The asset and service are the unit of risk

Critical infrastructure AI risk should be assessed at the level of the asset, service, and workflow, not only the model or vendor product. The same AI system can be low risk when used to summarise public maintenance reports and high risk when used to prioritise outage restoration, recommend control-room actions, or guide incident response. The governance record should identify which critical service is affected, which asset or system context is involved, which human role is supported, and what consequence could follow from error, delay, unavailability, or misuse.

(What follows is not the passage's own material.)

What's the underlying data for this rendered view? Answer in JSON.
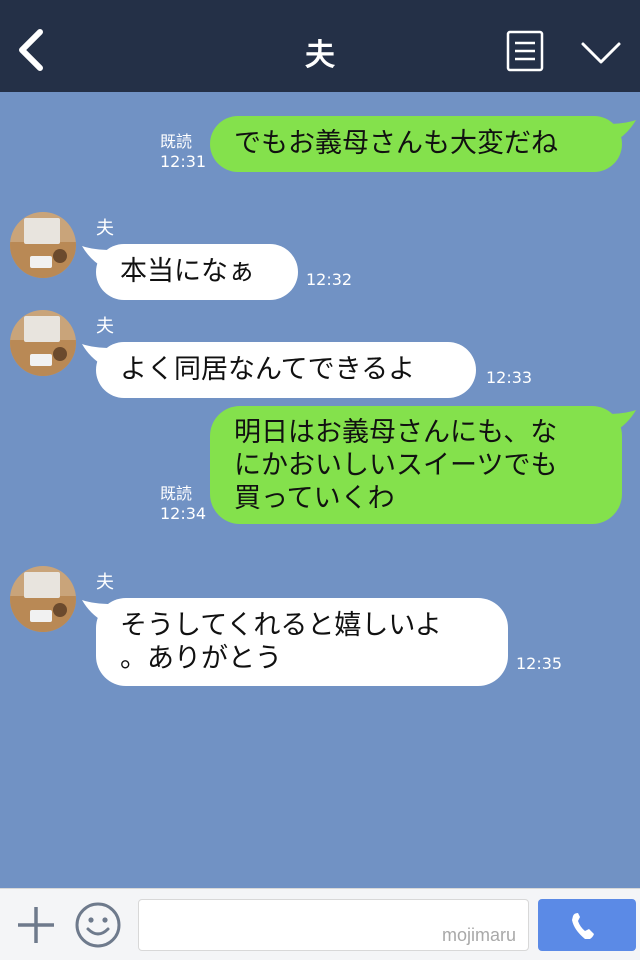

The use-case record should connect AI to asset criticality. Does the AI system affect a registered critical infrastructure asset, a system of national significance, a regulated service, an essential operational process, or a dependency that supports service delivery? Does it process protected, sensitive, security-relevant, or operational data? Does it recommend actions near operational technology? Does it influence a cyber incident response? Does it depend on a vendor that could become a concentration risk? These questions determine the required governance tier.

This asset-context approach also prevents underclassification. A back-office AI tool may look harmless until it becomes part of outage communications, workforce dispatch, procurement decisions, or incident reporting. Critical infrastructure operators should treat AI-enabled workflow expansion as a reassessment trigger. A system can move from low impact to material impact when it becomes connected to service continuity.

Operational resilience before optimisation

AI is often introduced to optimise: better forecasts, faster triage, more efficient maintenance, improved customer communication, sharper cyber alerts, or faster document processing. In critical infrastructure, optimisation must sit behind resilience. A system that improves average performance but creates opaque dependency, weak fallback, or unsafe automation may reduce resilience even while improving productivity metrics. Governance should therefore ask what happens when the AI is wrong, unavailable, degraded, compromised, or outside its intended operating conditions.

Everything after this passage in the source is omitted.